I kept the sneer out of my voice with effort.

“That’s not..” said Jane, before stopping her sentence to compose herself, “You aren’t debating in good faith.  Your positions were determined before you began, and no matter how good my points are you aren’t about to shift them.”

Was this actually the real persona of Haunter at last?  I couldn’t imagine that that line had come from her mass mind, it was a gross mistake on at least two levels.  The only thing I could think was that I’d offended her so much that her people were giving her the reins, letting her run wild for a bit so that they wouldn’t snap off entirely.

“Jane,” said Dale, hurt obvious in his voice, “That doesn’t make sense.  I used to agree with you and now I’m on the other side.  How can you say that I don’t change my mind?  I think you are the one who can’t change their mind.”

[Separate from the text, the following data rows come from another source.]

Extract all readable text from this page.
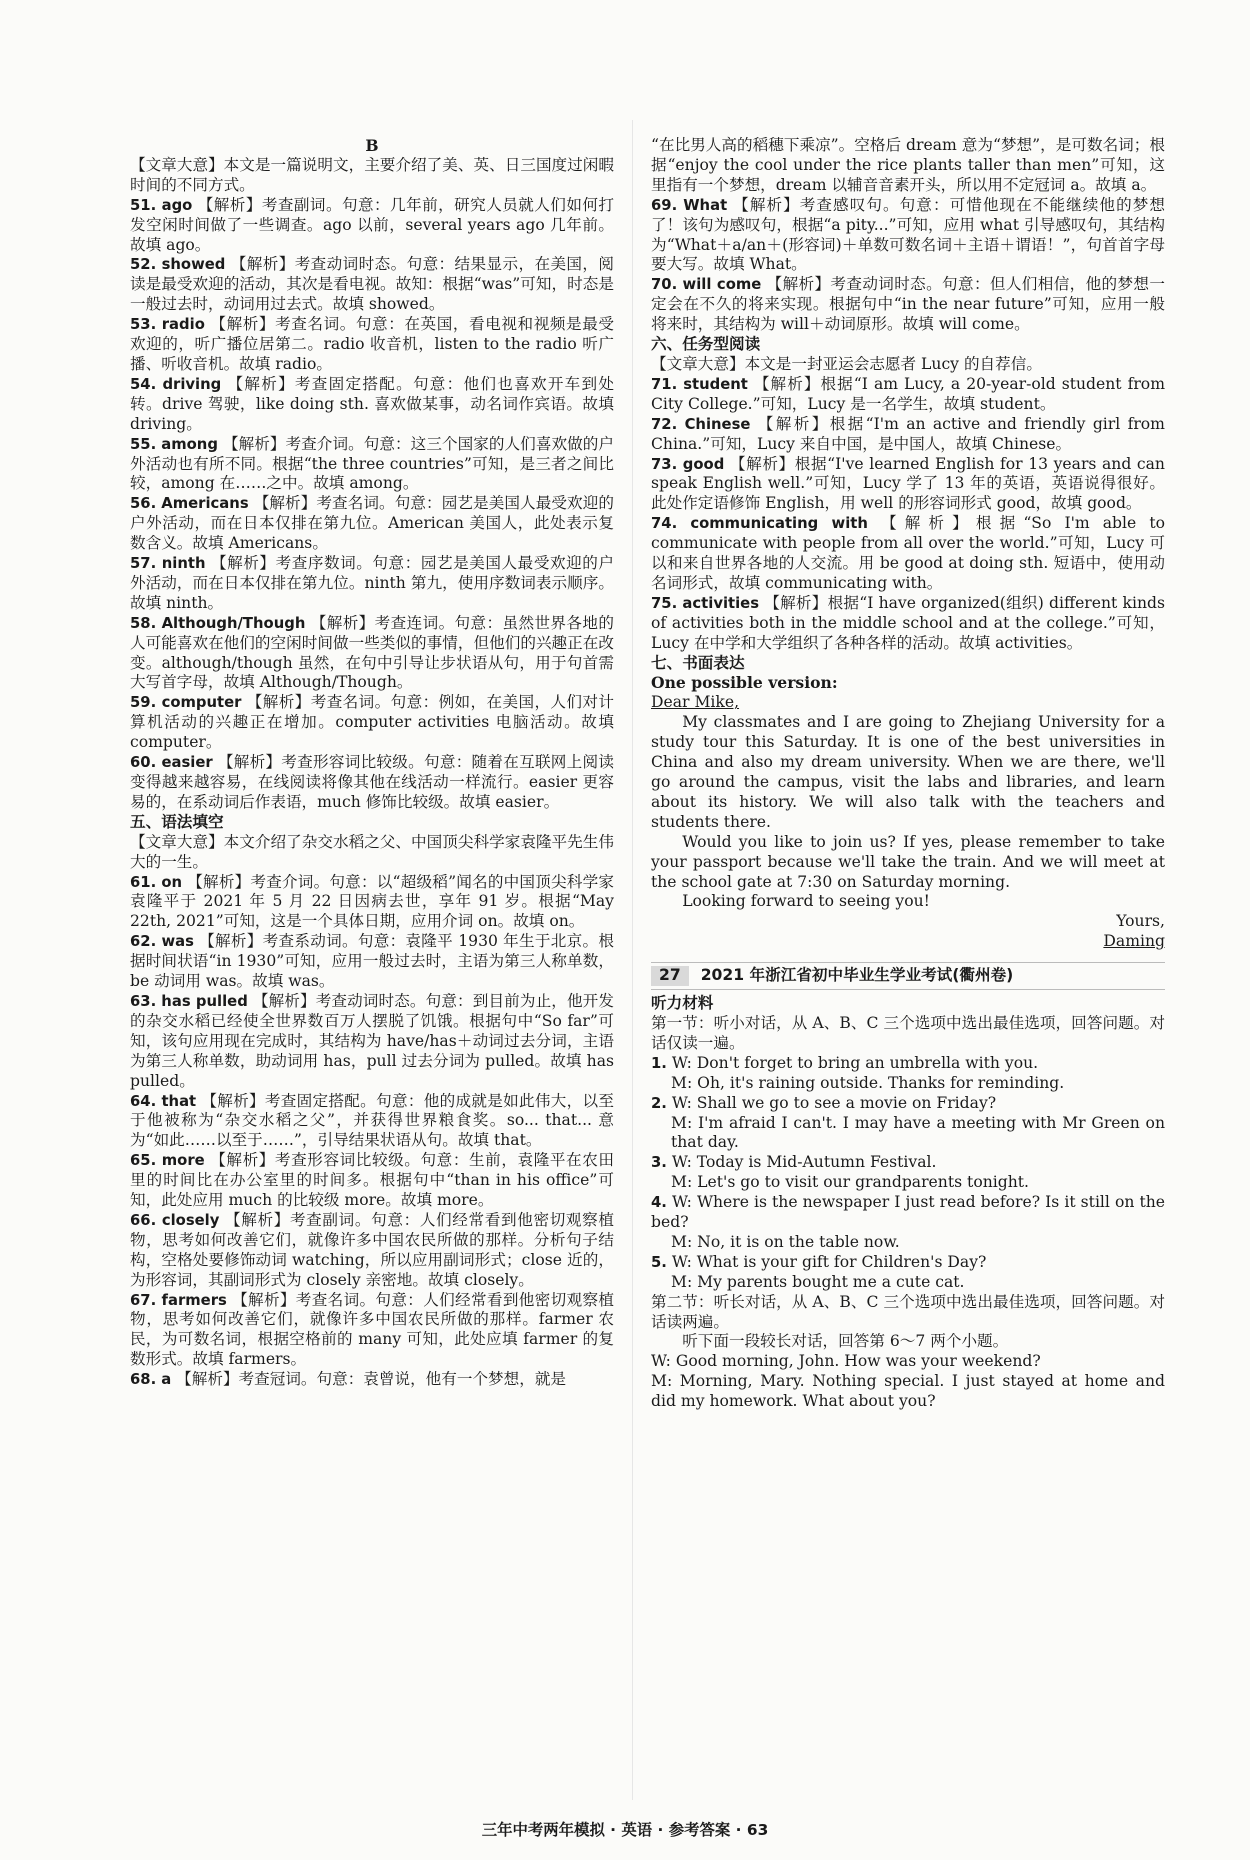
B

【文章大意】本文是一篇说明文，主要介绍了美、英、日三国度过闲暇时间的不同方式。

51. ago 【解析】考查副词。句意：几年前，研究人员就人们如何打发空闲时间做了一些调查。ago 以前，several years ago 几年前。故填 ago。

52. showed 【解析】考查动词时态。句意：结果显示，在美国，阅读是最受欢迎的活动，其次是看电视。故知：根据“was”可知，时态是一般过去时，动词用过去式。故填 showed。

53. radio 【解析】考查名词。句意：在英国，看电视和视频是最受欢迎的，听广播位居第二。radio 收音机，listen to the radio 听广播、听收音机。故填 radio。

54. driving 【解析】考查固定搭配。句意：他们也喜欢开车到处转。drive 驾驶，like doing sth. 喜欢做某事，动名词作宾语。故填 driving。

55. among 【解析】考查介词。句意：这三个国家的人们喜欢做的户外活动也有所不同。根据“the three countries”可知，是三者之间比较，among 在……之中。故填 among。

56. Americans 【解析】考查名词。句意：园艺是美国人最受欢迎的户外活动，而在日本仅排在第九位。American 美国人，此处表示复数含义。故填 Americans。

57. ninth 【解析】考查序数词。句意：园艺是美国人最受欢迎的户外活动，而在日本仅排在第九位。ninth 第九，使用序数词表示顺序。故填 ninth。

58. Although/Though 【解析】考查连词。句意：虽然世界各地的人可能喜欢在他们的空闲时间做一些类似的事情，但他们的兴趣正在改变。although/though 虽然，在句中引导让步状语从句，用于句首需大写首字母，故填 Although/Though。

59. computer 【解析】考查名词。句意：例如，在美国，人们对计算机活动的兴趣正在增加。computer activities 电脑活动。故填 computer。

60. easier 【解析】考查形容词比较级。句意：随着在互联网上阅读变得越来越容易，在线阅读将像其他在线活动一样流行。easier 更容易的，在系动词后作表语，much 修饰比较级。故填 easier。

五、语法填空

【文章大意】本文介绍了杂交水稻之父、中国顶尖科学家袁隆平先生伟大的一生。

61. on 【解析】考查介词。句意：以“超级稻”闻名的中国顶尖科学家袁隆平于 2021 年 5 月 22 日因病去世，享年 91 岁。根据“May 22th, 2021”可知，这是一个具体日期，应用介词 on。故填 on。

62. was 【解析】考查系动词。句意：袁隆平 1930 年生于北京。根据时间状语“in 1930”可知，应用一般过去时，主语为第三人称单数，be 动词用 was。故填 was。

63. has pulled 【解析】考查动词时态。句意：到目前为止，他开发的杂交水稻已经使全世界数百万人摆脱了饥饿。根据句中“So far”可知，该句应用现在完成时，其结构为 have/has＋动词过去分词，主语为第三人称单数，助动词用 has，pull 过去分词为 pulled。故填 has pulled。

64. that 【解析】考查固定搭配。句意：他的成就是如此伟大，以至于他被称为“杂交水稻之父”，并获得世界粮食奖。so... that... 意为“如此……以至于……”，引导结果状语从句。故填 that。

65. more 【解析】考查形容词比较级。句意：生前，袁隆平在农田里的时间比在办公室里的时间多。根据句中“than in his office”可知，此处应用 much 的比较级 more。故填 more。

66. closely 【解析】考查副词。句意：人们经常看到他密切观察植物，思考如何改善它们，就像许多中国农民所做的那样。分析句子结构，空格处要修饰动词 watching，所以应用副词形式；close 近的，为形容词，其副词形式为 closely 亲密地。故填 closely。

67. farmers 【解析】考查名词。句意：人们经常看到他密切观察植物，思考如何改善它们，就像许多中国农民所做的那样。farmer 农民，为可数名词，根据空格前的 many 可知，此处应填 farmer 的复数形式。故填 farmers。

68. a 【解析】考查冠词。句意：袁曾说，他有一个梦想，就是

“在比男人高的稻穗下乘凉”。空格后 dream 意为“梦想”，是可数名词；根据“enjoy the cool under the rice plants taller than men”可知，这里指有一个梦想，dream 以辅音音素开头，所以用不定冠词 a。故填 a。

69. What 【解析】考查感叹句。句意：可惜他现在不能继续他的梦想了！该句为感叹句，根据“a pity...”可知，应用 what 引导感叹句，其结构为“What＋a/an＋(形容词)＋单数可数名词＋主语＋谓语！”，句首首字母要大写。故填 What。

70. will come 【解析】考查动词时态。句意：但人们相信，他的梦想一定会在不久的将来实现。根据句中“in the near future”可知，应用一般将来时，其结构为 will＋动词原形。故填 will come。

六、任务型阅读

【文章大意】本文是一封亚运会志愿者 Lucy 的自荐信。

71. student 【解析】根据“I am Lucy, a 20-year-old student from City College.”可知，Lucy 是一名学生，故填 student。

72. Chinese 【解析】根据“I'm an active and friendly girl from China.”可知，Lucy 来自中国，是中国人，故填 Chinese。

73. good 【解析】根据“I've learned English for 13 years and can speak English well.”可知，Lucy 学了 13 年的英语，英语说得很好。此处作定语修饰 English，用 well 的形容词形式 good，故填 good。

74. communicating with 【解析】根据“So I'm able to communicate with people from all over the world.”可知，Lucy 可以和来自世界各地的人交流。用 be good at doing sth. 短语中，使用动名词形式，故填 communicating with。

75. activities 【解析】根据“I have organized(组织) different kinds of activities both in the middle school and at the college.”可知，Lucy 在中学和大学组织了各种各样的活动。故填 activities。

七、书面表达

One possible version:

Dear Mike,

My classmates and I are going to Zhejiang University for a study tour this Saturday. It is one of the best universities in China and also my dream university. When we are there, we'll go around the campus, visit the labs and libraries, and learn about its history. We will also talk with the teachers and students there.

Would you like to join us? If yes, please remember to take your passport because we'll take the train. And we will meet at the school gate at 7:30 on Saturday morning.

Looking forward to seeing you!

Yours,

Daming

27 2021 年浙江省初中毕业生学业考试(衢州卷)

听力材料

第一节：听小对话，从 A、B、C 三个选项中选出最佳选项，回答问题。对话仅读一遍。

1. W: Don't forget to bring an umbrella with you.

M: Oh, it's raining outside. Thanks for reminding.

2. W: Shall we go to see a movie on Friday?

M: I'm afraid I can't. I may have a meeting with Mr Green on that day.

3. W: Today is Mid-Autumn Festival.

M: Let's go to visit our grandparents tonight.

4. W: Where is the newspaper I just read before? Is it still on the bed?

M: No, it is on the table now.

5. W: What is your gift for Children's Day?

M: My parents bought me a cute cat.

第二节：听长对话，从 A、B、C 三个选项中选出最佳选项，回答问题。对话读两遍。

听下面一段较长对话，回答第 6～7 两个小题。

W: Good morning, John. How was your weekend?

M: Morning, Mary. Nothing special. I just stayed at home and did my homework. What about you?

三年中考两年模拟 · 英语 · 参考答案 · 63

My hands flapped gleefully before me, and I did nothing to quiet them.  How long had I waited for someone else to have to answer this sort of nonsense?  How sweet was it to be in the clique that got to win in our little Fist?  After so many times where Haunter had gotten her way?

“Dale,” she said, desperation coloring her voice, “I answered hastily, accepted false pretenses, the majority would have to be calculated with all of my passengers, in order for this to be truly democratic, and I was referring to Preventer as the one whose interests were fixed.  I know that you’ve swung recently, and I was hoping to talk to you about why that might be.”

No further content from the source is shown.